The bishops of Bathurst, Grafton, Armidale, Newcastle and also the five Sydney regional Bishops and the assistant Bishop of Newcastle have agreed to the issuing of this statement with Archbishop Jensen.
"The Bible gives us a mandate to act as caretakers of creation," Archbishop Jensen said. "We should give every support and encouragement to medical research which seeks to find ways to reduce suffering in this world caused by the many debilitating illnesses in our society today."
However, the Archbishop says that in the case of embryonic stem cell research, the end does not justify the means.

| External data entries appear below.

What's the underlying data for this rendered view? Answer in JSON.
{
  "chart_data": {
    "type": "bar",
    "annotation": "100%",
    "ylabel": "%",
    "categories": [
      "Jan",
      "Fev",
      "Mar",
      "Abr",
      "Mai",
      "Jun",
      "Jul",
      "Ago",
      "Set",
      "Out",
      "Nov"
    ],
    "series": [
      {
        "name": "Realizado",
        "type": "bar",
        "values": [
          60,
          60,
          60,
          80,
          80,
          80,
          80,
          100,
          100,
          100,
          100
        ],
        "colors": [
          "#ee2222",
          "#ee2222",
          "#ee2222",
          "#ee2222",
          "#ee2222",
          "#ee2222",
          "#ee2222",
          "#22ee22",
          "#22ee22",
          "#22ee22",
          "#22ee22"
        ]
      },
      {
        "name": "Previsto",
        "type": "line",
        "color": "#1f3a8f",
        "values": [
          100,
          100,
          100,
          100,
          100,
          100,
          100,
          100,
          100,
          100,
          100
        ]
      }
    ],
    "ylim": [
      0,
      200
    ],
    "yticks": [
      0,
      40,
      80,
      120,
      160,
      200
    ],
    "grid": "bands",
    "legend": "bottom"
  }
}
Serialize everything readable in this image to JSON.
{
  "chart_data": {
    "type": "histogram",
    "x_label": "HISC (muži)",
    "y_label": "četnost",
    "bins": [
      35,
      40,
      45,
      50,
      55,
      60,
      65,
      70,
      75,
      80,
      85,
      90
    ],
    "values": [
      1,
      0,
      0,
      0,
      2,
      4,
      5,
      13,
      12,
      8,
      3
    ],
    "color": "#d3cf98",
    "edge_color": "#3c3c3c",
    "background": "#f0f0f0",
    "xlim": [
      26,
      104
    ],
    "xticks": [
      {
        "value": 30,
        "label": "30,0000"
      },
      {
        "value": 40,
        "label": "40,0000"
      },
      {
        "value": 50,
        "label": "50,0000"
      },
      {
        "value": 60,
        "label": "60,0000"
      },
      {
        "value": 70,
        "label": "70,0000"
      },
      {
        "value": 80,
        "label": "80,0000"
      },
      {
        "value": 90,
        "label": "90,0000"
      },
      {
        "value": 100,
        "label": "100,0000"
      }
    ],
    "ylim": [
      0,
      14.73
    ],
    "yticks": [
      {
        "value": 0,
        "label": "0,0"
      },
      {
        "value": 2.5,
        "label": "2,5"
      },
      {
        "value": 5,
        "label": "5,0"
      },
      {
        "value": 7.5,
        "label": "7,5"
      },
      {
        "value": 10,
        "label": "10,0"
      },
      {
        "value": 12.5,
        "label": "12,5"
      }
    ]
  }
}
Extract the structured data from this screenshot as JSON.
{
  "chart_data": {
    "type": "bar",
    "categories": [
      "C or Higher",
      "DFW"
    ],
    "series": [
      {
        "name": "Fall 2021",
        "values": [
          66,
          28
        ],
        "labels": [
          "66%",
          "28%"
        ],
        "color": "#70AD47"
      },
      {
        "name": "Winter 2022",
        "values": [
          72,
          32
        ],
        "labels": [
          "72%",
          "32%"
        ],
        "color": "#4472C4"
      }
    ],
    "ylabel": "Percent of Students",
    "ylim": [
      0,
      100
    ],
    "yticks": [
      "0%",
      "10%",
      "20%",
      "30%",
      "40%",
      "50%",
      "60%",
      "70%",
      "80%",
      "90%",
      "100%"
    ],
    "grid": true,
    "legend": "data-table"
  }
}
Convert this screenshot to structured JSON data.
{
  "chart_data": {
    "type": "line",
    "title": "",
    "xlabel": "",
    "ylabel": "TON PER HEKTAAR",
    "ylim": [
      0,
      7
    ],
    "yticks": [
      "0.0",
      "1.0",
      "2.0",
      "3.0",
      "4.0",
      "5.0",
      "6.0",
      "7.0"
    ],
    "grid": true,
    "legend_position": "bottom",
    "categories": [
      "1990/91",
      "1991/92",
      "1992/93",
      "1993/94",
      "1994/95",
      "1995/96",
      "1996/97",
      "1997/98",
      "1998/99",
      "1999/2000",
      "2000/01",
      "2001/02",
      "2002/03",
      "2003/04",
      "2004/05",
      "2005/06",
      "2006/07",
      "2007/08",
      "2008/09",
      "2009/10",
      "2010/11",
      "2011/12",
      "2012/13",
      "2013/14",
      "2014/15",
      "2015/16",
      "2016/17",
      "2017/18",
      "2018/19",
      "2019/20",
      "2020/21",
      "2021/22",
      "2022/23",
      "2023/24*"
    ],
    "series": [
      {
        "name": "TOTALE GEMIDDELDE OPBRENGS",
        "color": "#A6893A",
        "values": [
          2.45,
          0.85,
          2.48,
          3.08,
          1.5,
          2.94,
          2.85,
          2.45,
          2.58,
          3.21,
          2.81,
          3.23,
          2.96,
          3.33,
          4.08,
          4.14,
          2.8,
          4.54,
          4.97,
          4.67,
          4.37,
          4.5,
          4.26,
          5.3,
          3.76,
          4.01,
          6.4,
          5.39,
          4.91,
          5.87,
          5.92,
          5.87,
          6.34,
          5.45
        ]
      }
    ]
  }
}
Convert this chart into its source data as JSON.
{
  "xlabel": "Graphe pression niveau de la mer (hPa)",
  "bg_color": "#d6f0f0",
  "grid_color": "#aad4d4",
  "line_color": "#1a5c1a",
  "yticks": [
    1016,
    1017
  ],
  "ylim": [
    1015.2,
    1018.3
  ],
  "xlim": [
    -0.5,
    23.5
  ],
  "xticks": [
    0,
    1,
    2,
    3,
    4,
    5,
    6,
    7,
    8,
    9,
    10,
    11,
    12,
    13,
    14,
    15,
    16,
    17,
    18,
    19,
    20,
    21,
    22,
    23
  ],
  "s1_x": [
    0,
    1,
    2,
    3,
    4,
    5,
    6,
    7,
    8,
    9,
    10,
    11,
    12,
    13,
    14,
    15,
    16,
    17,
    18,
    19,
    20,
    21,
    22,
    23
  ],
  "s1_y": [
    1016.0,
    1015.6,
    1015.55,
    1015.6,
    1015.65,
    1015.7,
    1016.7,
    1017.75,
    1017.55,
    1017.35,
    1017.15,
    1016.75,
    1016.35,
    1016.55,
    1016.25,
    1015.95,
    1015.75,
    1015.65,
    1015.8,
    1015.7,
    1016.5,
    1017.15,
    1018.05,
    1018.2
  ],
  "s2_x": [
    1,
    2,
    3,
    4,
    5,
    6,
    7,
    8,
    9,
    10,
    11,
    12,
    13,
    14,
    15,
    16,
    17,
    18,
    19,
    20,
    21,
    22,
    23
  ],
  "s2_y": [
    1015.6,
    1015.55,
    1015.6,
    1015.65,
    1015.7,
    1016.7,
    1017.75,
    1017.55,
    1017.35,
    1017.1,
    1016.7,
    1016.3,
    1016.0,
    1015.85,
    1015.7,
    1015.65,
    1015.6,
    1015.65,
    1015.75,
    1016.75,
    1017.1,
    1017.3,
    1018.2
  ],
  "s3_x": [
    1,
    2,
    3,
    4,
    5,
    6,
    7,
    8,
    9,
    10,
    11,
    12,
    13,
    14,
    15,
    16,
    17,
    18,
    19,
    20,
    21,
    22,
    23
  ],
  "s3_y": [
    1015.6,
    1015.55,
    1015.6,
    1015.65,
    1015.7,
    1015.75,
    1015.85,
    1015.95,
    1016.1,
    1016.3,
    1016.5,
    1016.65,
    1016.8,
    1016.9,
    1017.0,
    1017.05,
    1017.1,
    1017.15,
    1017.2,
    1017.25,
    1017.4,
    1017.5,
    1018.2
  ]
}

"We are against the destruction of embryonic life in order to extract stem cells," Archbishop Jensen said. "Particularly when there are perfectly ethical means of extracting the necessary cells from umbilical cord blood in newborns, and from the brain and bone marrow in adults.
"The cost of human life in embryonic stem cell research can never be justified. There is no certainty that the sacrifice of embryos will lead to the cures for which we long, of diseases that debilitate the lives of many people. Scientists, in promoting their research, must be careful not to give exaggerated grounds for hope to those who are suffering. The method we use to achieve results needs to be considered as well as the final results themselves."
The Bishops support calls for uniform laws across all the States in order to provide accountability for researchers and also to protect the most vulnerable in society.
"The Bible says that people are formed by God in their mother's womb. This is why we deeply respect pregnant women and the children they carry. Protecting embryos, and even stem cells, simply reflects this deep respect."
"We want to see illnesses healed - but not in a society that allows people to consume others to heal themselves. Destroying embryonic life to heal ourselves builds such a society, where the vulnerable are commodities to be used up by the powerful.
"But when a mother and baby 'donate' spare stem cells from the umbilical cord, or adults donate their own cells, embryonic life is not destroyed, and we build a society where healing is founded on giving, and where each person is precious.
"Scientists might have to work harder for this result. But their great skill and intelligence should see them along the way. This path will guard their integrity. Scientists can help build a society based on giving to others, rather than upon consuming others."
"We are perturbed by recent news reports about companies planning to produce cloned human embryos for research. This amounts to the commodification of human life," the Bishops said.
The Bishops recognise that there are some sensitivities about the use of the umbilical cord for the Aboriginal community.
Archbishop Jensen is the Chairman of the Sydney Diocesan Social Issues Executive, which is currently conducting research into bioethical issues.